Chen Wai-Hong
Department of Medicine, Division of Cardiology, The University of Hong Kong, Room 1929C, Block K, Queen Mary Hospital, Hong Kong, China.
Curr Cardiol Rep. 2006 Jul;8(4):301-6. doi: 10.1007/s11886-006-0063-5.
Platelets play a pivotal role in the pathophysiology of ischemic complications of atherosclerotic cardiovascular disease. Aspirin and clopidogrel are oral antiplatelet drugs that have been shown to reduce adverse clinical events across the wide spectrum of patients with atherothrombotic disease. However, recurrent ischemic events still occur in a significant proportion of patients despite treatment with these antiplatelet drugs. The concept of antiplatelet resistance therefore emerges. Although uniform definitions and standardized assays are not yet available, numerous studies have documented the interindividual variability in platelet responsiveness to oral antiplatelet drugs. Evidence is also accumulating to demonstrate that hyporesponsiveness to antiplatelet drugs in the laboratory (ie, resistance) is associated with adverse clinical events in different patient populations. Clinical application of antiplatelet resistance will require proof from prospective randomized trials that modifications of antiplatelet therapy based on tests of antiplatelet responsiveness will improve the outcomes of patients with antiplatelet resistance.

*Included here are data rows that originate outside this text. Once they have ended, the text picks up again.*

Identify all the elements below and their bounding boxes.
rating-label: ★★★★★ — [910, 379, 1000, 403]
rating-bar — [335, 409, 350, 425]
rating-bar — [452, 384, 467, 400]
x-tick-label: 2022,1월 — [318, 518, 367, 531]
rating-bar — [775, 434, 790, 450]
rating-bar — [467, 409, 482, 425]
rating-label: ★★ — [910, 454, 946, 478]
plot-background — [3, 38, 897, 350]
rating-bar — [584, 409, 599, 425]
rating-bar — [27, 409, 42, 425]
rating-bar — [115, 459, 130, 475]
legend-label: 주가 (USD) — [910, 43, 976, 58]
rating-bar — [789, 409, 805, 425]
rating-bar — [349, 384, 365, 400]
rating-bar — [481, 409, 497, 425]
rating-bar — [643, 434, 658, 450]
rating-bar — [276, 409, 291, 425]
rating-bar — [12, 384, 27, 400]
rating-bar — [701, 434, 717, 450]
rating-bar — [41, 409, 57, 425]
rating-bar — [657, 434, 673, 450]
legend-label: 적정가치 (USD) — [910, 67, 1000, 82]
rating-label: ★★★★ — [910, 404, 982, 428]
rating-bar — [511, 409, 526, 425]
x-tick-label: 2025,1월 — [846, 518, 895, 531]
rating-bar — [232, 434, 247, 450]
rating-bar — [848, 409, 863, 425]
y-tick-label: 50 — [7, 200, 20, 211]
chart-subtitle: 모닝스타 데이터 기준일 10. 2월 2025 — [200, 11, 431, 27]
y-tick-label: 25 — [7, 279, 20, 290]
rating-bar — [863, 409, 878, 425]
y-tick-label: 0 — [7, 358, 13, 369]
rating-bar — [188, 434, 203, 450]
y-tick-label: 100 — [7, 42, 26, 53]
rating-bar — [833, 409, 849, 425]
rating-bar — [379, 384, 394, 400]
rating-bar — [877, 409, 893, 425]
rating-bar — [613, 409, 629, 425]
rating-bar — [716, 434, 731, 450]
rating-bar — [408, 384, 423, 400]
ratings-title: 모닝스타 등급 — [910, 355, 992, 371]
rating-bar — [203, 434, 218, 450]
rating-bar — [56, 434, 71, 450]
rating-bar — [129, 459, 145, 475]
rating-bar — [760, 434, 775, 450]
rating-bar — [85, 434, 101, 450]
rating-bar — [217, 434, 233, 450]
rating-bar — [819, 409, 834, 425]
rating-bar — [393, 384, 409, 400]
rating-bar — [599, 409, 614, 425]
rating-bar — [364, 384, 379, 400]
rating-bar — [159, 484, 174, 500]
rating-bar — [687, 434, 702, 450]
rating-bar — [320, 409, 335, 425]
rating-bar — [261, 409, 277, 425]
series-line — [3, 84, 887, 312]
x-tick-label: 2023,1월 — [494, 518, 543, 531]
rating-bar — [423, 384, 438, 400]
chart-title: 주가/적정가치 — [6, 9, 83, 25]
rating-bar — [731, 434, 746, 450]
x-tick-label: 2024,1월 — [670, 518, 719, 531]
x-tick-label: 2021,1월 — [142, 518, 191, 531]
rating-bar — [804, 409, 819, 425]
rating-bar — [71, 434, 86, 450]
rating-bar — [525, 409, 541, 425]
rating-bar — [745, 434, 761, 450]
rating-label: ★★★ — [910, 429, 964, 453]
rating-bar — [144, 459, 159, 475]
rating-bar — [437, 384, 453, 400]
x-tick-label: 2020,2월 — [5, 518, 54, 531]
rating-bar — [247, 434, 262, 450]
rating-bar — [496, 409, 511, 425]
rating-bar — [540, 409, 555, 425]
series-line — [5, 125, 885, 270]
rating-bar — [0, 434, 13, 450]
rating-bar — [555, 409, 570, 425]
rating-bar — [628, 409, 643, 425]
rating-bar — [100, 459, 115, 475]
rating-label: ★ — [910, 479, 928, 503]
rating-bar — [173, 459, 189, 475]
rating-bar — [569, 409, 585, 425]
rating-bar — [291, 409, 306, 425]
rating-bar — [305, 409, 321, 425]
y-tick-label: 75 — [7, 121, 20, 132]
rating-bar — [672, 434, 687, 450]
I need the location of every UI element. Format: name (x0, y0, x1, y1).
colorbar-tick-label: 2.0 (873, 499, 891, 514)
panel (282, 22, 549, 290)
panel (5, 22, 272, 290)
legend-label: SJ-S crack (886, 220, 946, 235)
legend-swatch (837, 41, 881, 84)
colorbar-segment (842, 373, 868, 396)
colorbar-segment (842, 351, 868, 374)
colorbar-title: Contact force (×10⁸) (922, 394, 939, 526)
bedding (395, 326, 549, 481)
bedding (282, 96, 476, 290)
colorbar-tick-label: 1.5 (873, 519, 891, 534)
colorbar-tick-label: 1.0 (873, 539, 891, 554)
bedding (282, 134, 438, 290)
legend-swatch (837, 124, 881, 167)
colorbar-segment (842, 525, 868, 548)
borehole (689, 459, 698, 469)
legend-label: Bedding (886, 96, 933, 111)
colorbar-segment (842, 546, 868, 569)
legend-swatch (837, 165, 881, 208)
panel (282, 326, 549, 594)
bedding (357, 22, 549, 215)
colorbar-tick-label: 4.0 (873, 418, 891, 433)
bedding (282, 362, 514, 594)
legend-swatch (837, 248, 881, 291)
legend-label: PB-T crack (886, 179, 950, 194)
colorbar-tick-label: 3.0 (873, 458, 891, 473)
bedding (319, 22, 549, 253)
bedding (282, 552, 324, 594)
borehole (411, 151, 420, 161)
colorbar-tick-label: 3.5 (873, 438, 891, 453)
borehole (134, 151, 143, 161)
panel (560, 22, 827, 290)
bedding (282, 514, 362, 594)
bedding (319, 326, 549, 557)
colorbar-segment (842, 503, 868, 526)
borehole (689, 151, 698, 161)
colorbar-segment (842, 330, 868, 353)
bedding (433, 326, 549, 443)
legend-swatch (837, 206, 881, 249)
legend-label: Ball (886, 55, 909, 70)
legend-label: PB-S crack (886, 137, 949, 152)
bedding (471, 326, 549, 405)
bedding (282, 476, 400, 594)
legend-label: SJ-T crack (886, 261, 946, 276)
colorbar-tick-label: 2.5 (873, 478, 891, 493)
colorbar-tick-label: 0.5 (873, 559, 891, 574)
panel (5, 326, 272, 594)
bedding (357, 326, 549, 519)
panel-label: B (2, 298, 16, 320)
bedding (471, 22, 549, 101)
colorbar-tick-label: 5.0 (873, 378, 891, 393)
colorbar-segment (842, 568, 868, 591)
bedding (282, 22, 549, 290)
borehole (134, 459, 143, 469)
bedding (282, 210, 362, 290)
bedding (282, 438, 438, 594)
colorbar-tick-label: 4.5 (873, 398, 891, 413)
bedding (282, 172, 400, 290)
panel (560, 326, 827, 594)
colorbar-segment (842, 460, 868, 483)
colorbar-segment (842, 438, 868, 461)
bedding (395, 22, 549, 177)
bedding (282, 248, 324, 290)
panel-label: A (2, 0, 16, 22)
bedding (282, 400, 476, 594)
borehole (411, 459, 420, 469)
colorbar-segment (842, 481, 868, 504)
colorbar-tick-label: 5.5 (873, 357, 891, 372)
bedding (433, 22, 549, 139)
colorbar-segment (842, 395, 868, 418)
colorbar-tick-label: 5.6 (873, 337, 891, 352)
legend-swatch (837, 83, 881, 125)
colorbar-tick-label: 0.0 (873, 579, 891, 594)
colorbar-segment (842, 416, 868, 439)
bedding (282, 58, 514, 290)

血小板在动脉粥样硬化性心血管疾病缺血性并发症的病理生理学中起关键作用。阿司匹林和氯吡格雷是口服抗血小板药物,已被证明可减少各类动脉粥样硬化血栓形成疾病患者的不良临床事件。然而,尽管使用了这些抗血小板药物,仍有相当比例的患者发生复发性缺血事件。因此出现了抗血小板抵抗的概念。虽然尚未有统一的定义和标准化检测方法,但大量研究记录了血小板对口服抗血小板药物反应性的个体差异。越来越多的证据表明,实验室中对抗血小板药物反应低下(即抵抗)与不同患者群体的不良临床事件相关。抗血小板抵抗的临床应用需要前瞻性随机试验的证据,即基于抗血小板反应性检测来调整抗血小板治疗将改善抗血小板抵抗患者的预后。